1. Heard counsel for the parties. The petitioner''s application for exemption from the condition of pre-deposit was rejected by the Commissioner,

(Appeals), Central Excise and Service Tax, Ranchi. However, the petitioner was permitted to comply with the pre-deposit u/s 35F of the Central

Excise Act. The petitioner''s contention is that petitioner reversed the amount of Rs. 21,58,103/- and also has given break up of other tax including

cess. Petitioner gave this information along with copy of the Form-RG 23A Part II vide petitioner''s letter dated 21.2.2012. According to the

petitioner, petitioner was entitled to adjustment of this credit entry against the condition of pre-deposit and, therefore, he immediately complied

with the order of the Appellate Tribunal and intimated so to the Appellate Tribunal.
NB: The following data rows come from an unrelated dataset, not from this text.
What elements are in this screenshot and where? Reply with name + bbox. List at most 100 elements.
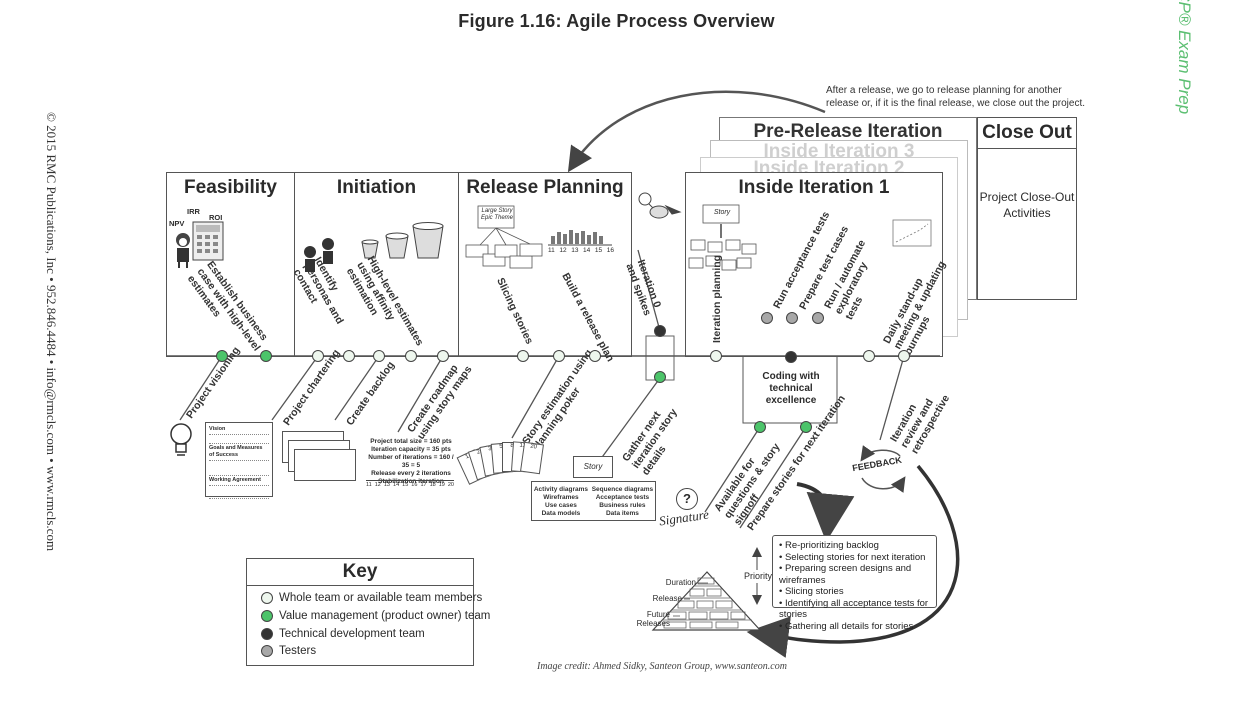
legend-swatch: [261, 645, 273, 657]
tick-label: 17: [420, 482, 427, 488]
poker-cards: 1 2 3 5 8 13 20: [456, 441, 544, 490]
tick-label: 19: [438, 482, 445, 488]
story-details-box: Activity diagrams Wireframes Use cases D…: [531, 481, 656, 521]
tick-label: 12: [559, 247, 567, 254]
story-doc: Use cases: [545, 502, 577, 509]
story-doc: Wireframes: [543, 494, 579, 501]
charter-goals: Goals and Measures of Success: [209, 445, 263, 458]
story-docs-right: Sequence diagrams Acceptance tests Busin…: [592, 486, 653, 520]
coding-label: Coding with technical excellence: [762, 371, 820, 406]
backlog-task: Gathering all details for stories: [779, 621, 930, 633]
return-arrow: [567, 90, 826, 173]
legend-title: Key: [247, 559, 473, 586]
node-testers: [786, 312, 798, 324]
story-doc: Sequence diagrams: [591, 486, 654, 493]
tick-label: 16: [606, 247, 614, 254]
iteration-planning-label: Iteration planning: [711, 254, 723, 343]
story-doc: Data items: [605, 510, 639, 517]
node-value-team: [800, 421, 812, 433]
tick-label: 18: [429, 482, 436, 488]
legend-item: Whole team or available team members: [261, 592, 482, 604]
release-planning-panel: Release Planning: [458, 172, 632, 357]
node-whole-team: [373, 350, 385, 362]
tick-label: 11: [366, 482, 372, 488]
tick-label: 16: [411, 482, 418, 488]
tick-label: 20: [447, 482, 454, 488]
story-map-title: Large Story Epic Theme: [481, 208, 514, 221]
npv-label: NPV: [169, 219, 185, 228]
story-doc: Data models: [541, 510, 581, 517]
node-whole-team: [517, 350, 529, 362]
close-out-title: Close Out: [978, 122, 1076, 149]
charter-vision: Vision: [209, 426, 226, 432]
tick-label: 14: [393, 482, 400, 488]
roi-label: ROI: [209, 213, 223, 222]
figure-title: Figure 1.16: Agile Process Overview: [458, 11, 775, 31]
pyramid-duration: Duration: [665, 578, 696, 587]
story-doc: Acceptance tests: [595, 494, 650, 501]
charter-lines: [209, 460, 269, 476]
node-value-team: [260, 350, 272, 362]
story-doc: Business rules: [599, 502, 646, 509]
backlog-task: Identifying all acceptance tests for sto…: [779, 598, 930, 621]
tick-label: 12: [374, 482, 381, 488]
legend-item: Value management (product owner) team: [261, 610, 490, 622]
tick-label: 13: [383, 482, 390, 488]
legend-box: Key Whole team or available team members…: [246, 558, 490, 666]
backlog-tasks-list: Re-prioritizing backlog Selecting storie…: [773, 536, 936, 636]
irr-label: IRR: [187, 207, 200, 216]
tick-label: 15: [402, 482, 409, 488]
iteration-story-card: Story: [713, 209, 731, 216]
release-ticks: 11 12 13 14 15 16: [548, 247, 614, 254]
legend-item: Technical development team: [261, 628, 425, 640]
story-docs-left: Activity diagrams Wireframes Use cases D…: [534, 486, 588, 520]
release-note: After a release, we go to release planni…: [826, 85, 1086, 109]
legend-label: Whole team or available team members: [279, 592, 483, 604]
legend-item: Testers: [261, 645, 316, 657]
node-whole-team: [710, 350, 722, 362]
pyramid-release: Release: [652, 594, 682, 603]
backlog-task: Preparing screen designs and wireframes: [779, 563, 930, 586]
charter-lines: [209, 485, 269, 499]
release-planning-title: Release Planning: [466, 177, 624, 198]
roadmap-fact: Iteration capacity = 35 pts: [371, 446, 451, 453]
node-value-team: [754, 421, 766, 433]
roadmap-fact: Release every 2 iterations: [371, 470, 451, 477]
node-whole-team: [863, 350, 875, 362]
node-whole-team: [343, 350, 355, 362]
image-credit: Image credit: Ahmed Sidky, Santeon Group…: [537, 661, 787, 672]
legend-swatch: [261, 628, 273, 640]
initiation-title: Initiation: [336, 177, 417, 198]
lightbulb-icon: [170, 423, 192, 456]
legend-label: Value management (product owner) team: [279, 610, 491, 622]
node-whole-team: [437, 350, 449, 362]
node-whole-team: [312, 350, 324, 362]
story-card: Story: [573, 456, 613, 478]
backlog-tasks-box: Re-prioritizing backlog Selecting storie…: [772, 535, 937, 632]
roadmap-fact: Stabilization iteration: [378, 478, 444, 485]
backlog-task: Selecting stories for next iteration: [779, 552, 930, 564]
charter-lines: [209, 434, 269, 444]
backlog-task: Slicing stories: [779, 586, 930, 598]
node-testers: [812, 312, 824, 324]
tick-label: 14: [583, 247, 591, 254]
tick-label: 11: [548, 247, 555, 254]
roadmap-fact: Project total size = 160 pts: [370, 438, 452, 445]
legend-swatch: [261, 592, 273, 604]
legend-label: Technical development team: [279, 628, 425, 640]
node-whole-team: [553, 350, 565, 362]
iteration-3-title: Inside Iteration 3: [763, 141, 915, 162]
node-whole-team: [589, 350, 601, 362]
inside-iteration-1-title: Inside Iteration 1: [738, 177, 890, 198]
story-doc: Activity diagrams: [533, 486, 589, 493]
node-technical-team: [654, 325, 666, 337]
pyramid-future: Future Releases: [636, 610, 670, 628]
node-technical-team: [785, 351, 797, 363]
question-icon: ?: [676, 488, 698, 510]
charter-document: Vision Goals and Measures of Success Wor…: [205, 422, 273, 499]
initiation-panel: Initiation: [294, 172, 459, 357]
pre-release-title: Pre-Release Iteration: [753, 121, 943, 142]
legend-label: Testers: [279, 645, 317, 657]
roadmap-axis: 11 12 13 14 15 16 17 18 19 20: [366, 480, 454, 488]
legend-swatch: [261, 610, 273, 622]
In-spite of such communication, which was duly received and

which has been duly admitted in the counter affidavit filed by the respondents, the Appellate Authority dismissed the petitioner-appellant''s appeal

mainly on the ground that the petitioner failed to deposit the amount as required u/s 35F of the Central Excise Act.

2. Learned counsel for the petitioner further submitted that such adjustment is permissible in the view taken by the Customs, Excise and Service

Tax Appellate Tribunal, West Zonal Bench, Mumbai, Court No. 1 in the case of Finolex Cables Ltd. Vrs. Commissioner of Central Excise, Pune-

I, copy of which has been placed on record as Annexure-8. The same view has been taken by the CEGAT, Court No. 1, New Delhi in the case

of 1996 (83) ELT 396 . Even the Allahabad High Court in the case of India Casting Company Vs. CEGAT, has taken the same view.

3. Learned counsel for the respondents submitted that as per Rule-3 of the Cenvat Credit Rules, 2004, such credit can be allowed for the

purposes mentioned in Sub-Rule (1) of Rule 3 of the Cenvat Credit Rules, 2004 and, therefore, no other adjustment is permissible. Learned

counsel for the respondents also submitted that the said rule is in consonance with Section 35F of the Central Excise Act.

4. We have considered the submissions of learned counsel for the parties and perused the facts of the case as well as laws relied upon the parties.

Rule 3 of the Cenvat Credit Rules, 2004 allows an assessee to take the benefit of his credit under any of the category as mentioned under Sub-

Rule(1) of Rule 3 of the Cenvat Credit Rules, 2004. We are of the considered opinion that this is not a provision, which prohibits the assessee to

adjust the said credit against its liability created by either order which is sought to be challenged in appeal requiring the deposit of the amount u/s

35F of the Central Excise Act. In view of the above reasons, we are of the considered opinion that the petitioner was entitled to have this

adjustment of his credit amount against his liability u/s 35F of the Central Excise Act.

5. The order, by which the petitioner''s appeal was rejected dated 4.9.2012, also appears to be non-speaking order. The Commissioner, Appeal

did not even consider the petitioner''s contention and the plea that the petitioner has already deposited the amount by way of adjustment so as to

discharge his liability u/s 35F of the Central Excise Act. Be that as it may, since we are of the view that such adjustment is permissible in law,

therefore, this writ petition is allowed and the order dated 4.9.2012 (Annexure-5) is set aside. The petitioner''s appeal is competent, which may be

dealt with in accordance with law by the Appellate Authority.